Inside The Tragic Life And Death Of MF Doom

On December 31, 2020, while the world said good riddance to a year already fraught with doom and gloom, news dropped of the death of underground rapper MF Doom. It was broken by his wife Jasmine in a post to Instagram.

Addressed "To Dumile," the last name of the rapper behind the mask, she wrote: "The greatest husband, father, teacher, student, business partner, lover and friend I could ever ask for. Thank you for all the things you have shown, taught and given to me, our children and our family. Thank you for teaching me how to forgive beings and give another chance, not to be so quick to judge and write off. Thank you for showing how not to be afraid to love and be the best person I could ever be. My world will never be the same without you. Words will never express what you and Malachi mean to me, I love both and adore you always. May THE ALL continue to bless you, our family and the planet."

But in a move most likely fitting for a rapper who wore a mask designed after the Fantastic Four evildoer Dr. Doom, Daniel Dumile's death went under the radar for two whole months before the rest of the world heard about it. His wife ended her post with the news: "Transitioned October 31, 2020." Just as enigmatically, she did not tell the world what caused his transition.

MF Doom's start in the rap world

Writing in The New Yorker, Ta-Nehisi Coates called Dumile's rap style "vibrant and freewheeling." Before he was MF Doom, Dumile got his start as Zev Love X on a 1989 track called "The Gas Face," by a group called 3rd Bass. He was 18 years old at the time.

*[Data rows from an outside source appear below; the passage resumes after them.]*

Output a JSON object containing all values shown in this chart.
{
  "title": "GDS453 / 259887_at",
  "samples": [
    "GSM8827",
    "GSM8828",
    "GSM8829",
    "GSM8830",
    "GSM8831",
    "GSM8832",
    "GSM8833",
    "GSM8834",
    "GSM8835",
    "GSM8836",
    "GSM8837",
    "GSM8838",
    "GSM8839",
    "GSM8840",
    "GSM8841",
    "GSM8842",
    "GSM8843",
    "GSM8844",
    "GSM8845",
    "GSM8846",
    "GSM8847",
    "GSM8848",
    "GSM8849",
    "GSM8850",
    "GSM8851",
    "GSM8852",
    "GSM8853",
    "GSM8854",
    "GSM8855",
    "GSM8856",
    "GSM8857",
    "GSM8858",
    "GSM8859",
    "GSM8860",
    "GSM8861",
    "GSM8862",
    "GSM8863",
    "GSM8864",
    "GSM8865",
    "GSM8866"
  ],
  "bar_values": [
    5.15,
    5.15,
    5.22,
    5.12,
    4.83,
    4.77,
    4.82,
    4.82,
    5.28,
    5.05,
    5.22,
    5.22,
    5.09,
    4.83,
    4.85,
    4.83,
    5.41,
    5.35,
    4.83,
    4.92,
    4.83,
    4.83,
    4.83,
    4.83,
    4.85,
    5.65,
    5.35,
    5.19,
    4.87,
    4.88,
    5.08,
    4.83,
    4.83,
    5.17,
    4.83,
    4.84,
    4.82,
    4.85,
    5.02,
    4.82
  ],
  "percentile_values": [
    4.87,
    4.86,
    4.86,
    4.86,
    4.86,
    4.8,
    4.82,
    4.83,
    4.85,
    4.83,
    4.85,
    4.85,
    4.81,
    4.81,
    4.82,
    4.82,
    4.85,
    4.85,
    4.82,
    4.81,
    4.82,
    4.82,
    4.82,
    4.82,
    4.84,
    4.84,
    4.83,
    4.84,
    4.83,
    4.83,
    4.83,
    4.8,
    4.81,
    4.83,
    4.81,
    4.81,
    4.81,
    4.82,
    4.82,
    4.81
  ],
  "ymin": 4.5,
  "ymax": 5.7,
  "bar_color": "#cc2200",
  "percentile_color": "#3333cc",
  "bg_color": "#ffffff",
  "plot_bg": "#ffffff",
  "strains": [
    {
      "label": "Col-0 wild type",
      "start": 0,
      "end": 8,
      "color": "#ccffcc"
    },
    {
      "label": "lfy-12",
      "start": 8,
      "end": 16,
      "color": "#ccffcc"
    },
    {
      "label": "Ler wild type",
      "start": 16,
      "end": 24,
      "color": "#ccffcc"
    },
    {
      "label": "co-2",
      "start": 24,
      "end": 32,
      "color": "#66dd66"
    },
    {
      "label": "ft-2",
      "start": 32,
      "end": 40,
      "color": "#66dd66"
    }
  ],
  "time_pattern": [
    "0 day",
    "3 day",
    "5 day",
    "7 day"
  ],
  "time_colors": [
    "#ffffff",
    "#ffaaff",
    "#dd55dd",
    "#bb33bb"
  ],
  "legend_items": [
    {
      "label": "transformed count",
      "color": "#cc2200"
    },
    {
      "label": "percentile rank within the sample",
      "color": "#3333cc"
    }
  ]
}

A couple years later he returned as a member of KMD, who had a moderately successful song called "Peach Fuzz." The comedic element that would go on to define MF Doom's lyrics later in life was already apparent in self-deprecating lines like: "By the hairs of my chinny chin chin, gots many plus plenty / String by string, I think I counts like twenty." But after tragedy struck the group and the Dumile family in 1993, KMD found its career in the rap game cut short. Dumile's brother Dingilizwe, who was also in the group, was struck by a car and killed that year. The group's label, Elektra, then refused to release its second album due to issues with the cover art.

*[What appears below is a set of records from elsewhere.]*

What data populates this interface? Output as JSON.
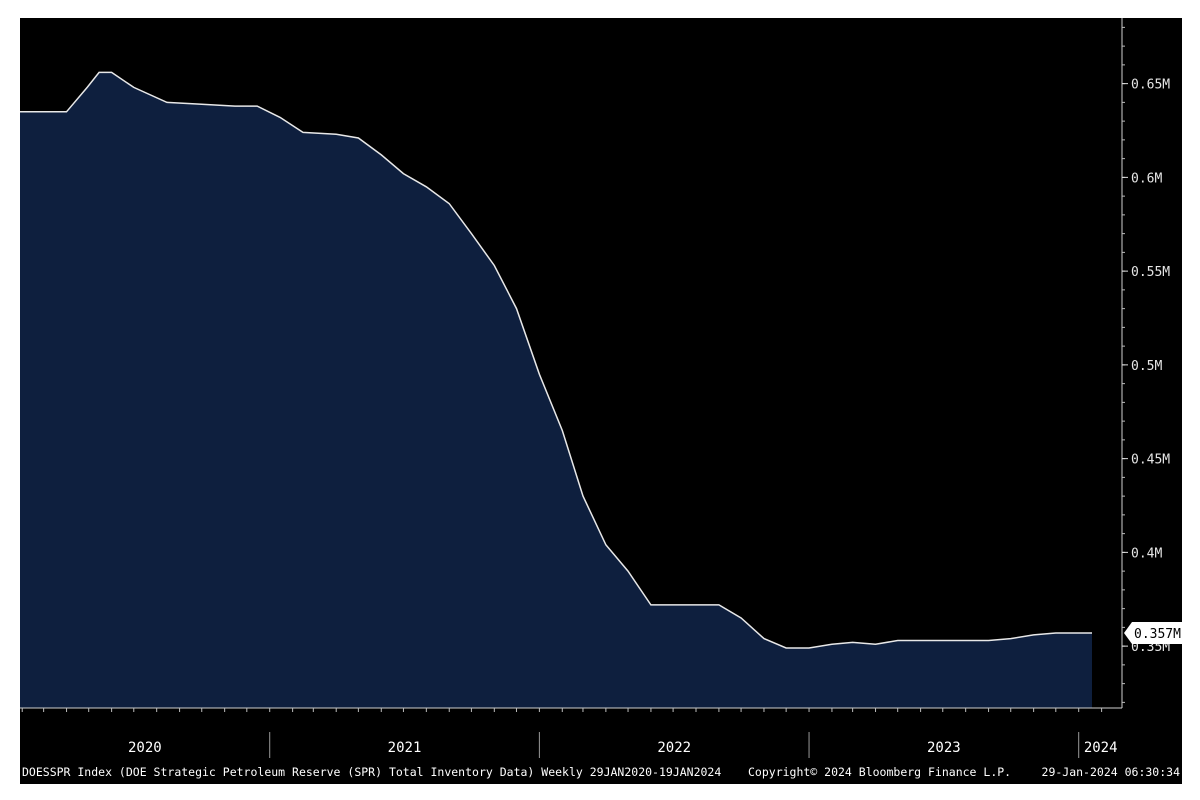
{
  "chart_data": {
    "type": "area",
    "x": [
      "2020-01-29",
      "2020-03-01",
      "2020-04-01",
      "2020-04-29",
      "2020-05-15",
      "2020-06-01",
      "2020-07-01",
      "2020-08-15",
      "2020-10-01",
      "2020-11-15",
      "2020-12-15",
      "2021-01-15",
      "2021-02-15",
      "2021-04-01",
      "2021-05-01",
      "2021-06-01",
      "2021-07-01",
      "2021-08-01",
      "2021-09-01",
      "2021-10-01",
      "2021-11-01",
      "2021-12-01",
      "2022-01-01",
      "2022-02-01",
      "2022-03-01",
      "2022-04-01",
      "2022-05-01",
      "2022-06-01",
      "2022-07-01",
      "2022-08-01",
      "2022-09-01",
      "2022-10-01",
      "2022-11-01",
      "2022-12-01",
      "2023-01-01",
      "2023-02-01",
      "2023-03-01",
      "2023-04-01",
      "2023-05-01",
      "2023-06-01",
      "2023-07-01",
      "2023-08-01",
      "2023-09-01",
      "2023-10-01",
      "2023-11-01",
      "2023-12-01",
      "2024-01-19"
    ],
    "series": [
      {
        "values": [
          0.635,
          0.635,
          0.635,
          0.648,
          0.656,
          0.656,
          0.648,
          0.64,
          0.639,
          0.638,
          0.638,
          0.632,
          0.624,
          0.623,
          0.621,
          0.612,
          0.602,
          0.595,
          0.586,
          0.57,
          0.553,
          0.53,
          0.495,
          0.465,
          0.43,
          0.404,
          0.39,
          0.372,
          0.372,
          0.372,
          0.372,
          0.365,
          0.354,
          0.349,
          0.349,
          0.351,
          0.352,
          0.351,
          0.353,
          0.353,
          0.353,
          0.353,
          0.353,
          0.354,
          0.356,
          0.357,
          0.357
        ]
      }
    ],
    "yticks": [
      "0.35M",
      "0.4M",
      "0.45M",
      "0.5M",
      "0.55M",
      "0.6M",
      "0.65M"
    ],
    "xtick_labels": [
      "2020",
      "2021",
      "2022",
      "2023",
      "2024"
    ],
    "ylim": [
      0.317,
      0.685
    ],
    "last_value_label": "0.357M",
    "footer": {
      "left": "DOESSPR Index (DOE Strategic Petroleum Reserve (SPR) Total Inventory Data)  Weekly 29JAN2020-19JAN2024",
      "center": "Copyright© 2024 Bloomberg Finance L.P.",
      "right": "29-Jan-2024 06:30:34"
    },
    "colors": {
      "background": "#000000",
      "fill": "#0e1f3e",
      "line": "#e8e8e8",
      "text": "#ffffff",
      "label_bg": "#ffffff"
    }
  }
}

Dumile then stepped away from the national music scene. But he wasn't done yet. He told Stones Throw that he spent the rest of the '90s being "damn near homeless" and working on what would be his comeback. In 1999, he released the solo record titled Operation: Doomsday under his new persona: MF Doom.

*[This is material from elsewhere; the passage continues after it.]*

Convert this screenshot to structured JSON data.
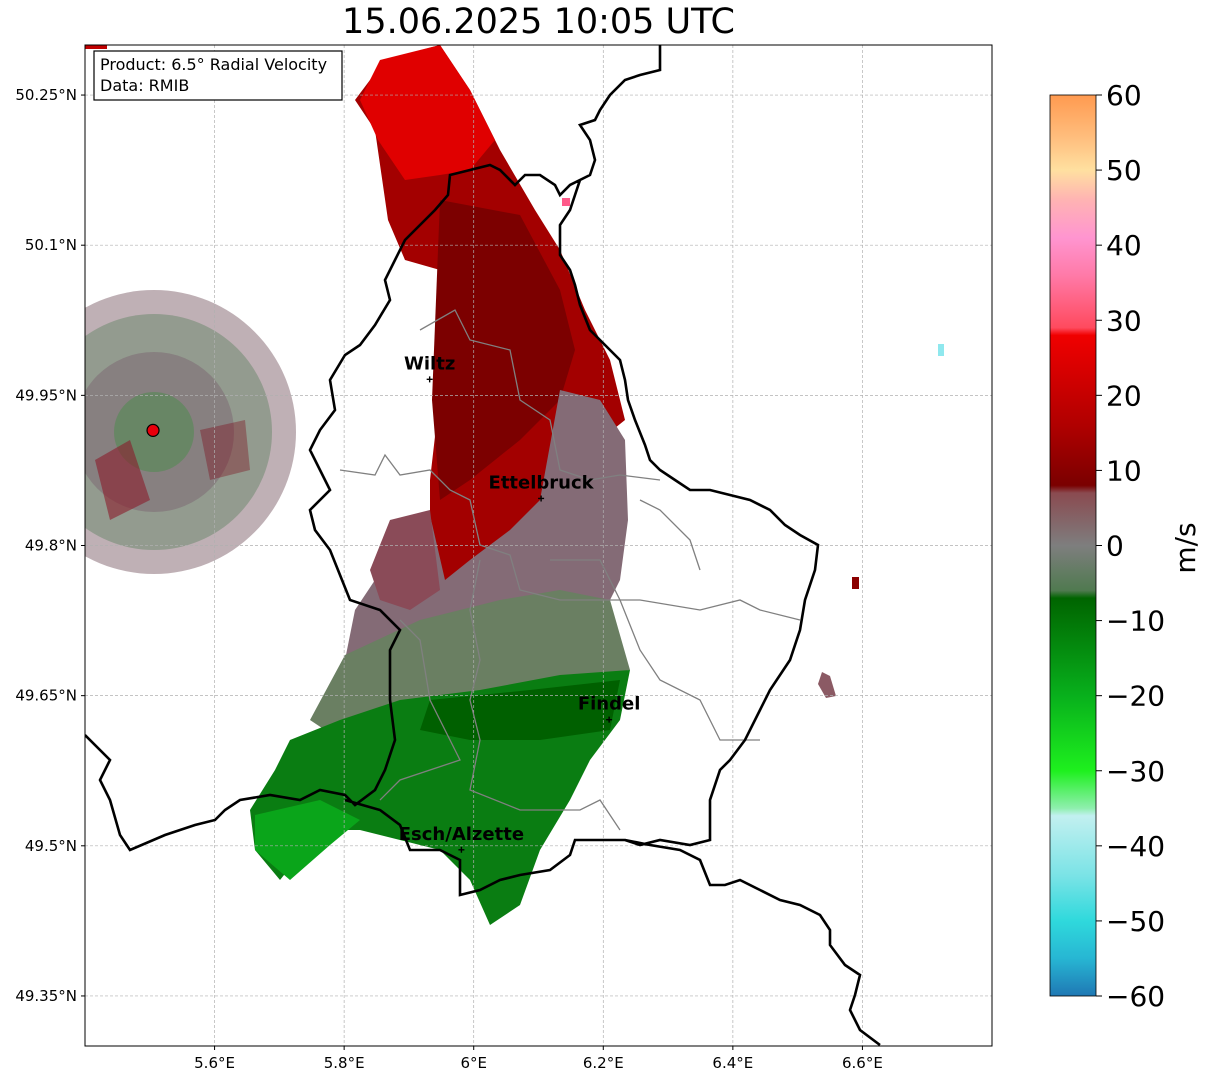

MF Doom used his mask to 'control the story'

Unlike other popular rappers of the day, who flaunted their money and machismo, MF Doom stuck to his humorous, often self-critical lyrical attitude, and added in a good helping of nerd knowledge. In addition to basing his new persona on a Marvel supervillain, he rapped about sci-fi movies and TV shows like Logan's Run and Star Trek. As CBS News reported, Dumile's new character shunned the limelight, using his mask to ward off any fame that came his way.

Dumile said that wearing the mask was a way for him to "control the story," subverting the public's ability to judge him before hearing what he had to say (via The New Yorker). In fact, his aversion to the spotlight was so strong — he spoke of performing live as something he did with reluctance — that he often didn't even get on stage at all. He sometimes sent one of the members of his entourage on stage in the mask to lip-sync his shows. He saw these so-called "Doomposters" as apropos of the kind of musical persona he had created, but his fans often didn't see it that way and complained online after shows where they'd paid to see him.

So maybe laying low for months before telling the world he was dead was the perfect way for MF Doom to go. As he told Coates back in 2009, "Fame never helped the situation. Fame, in the streets, is something you don't want.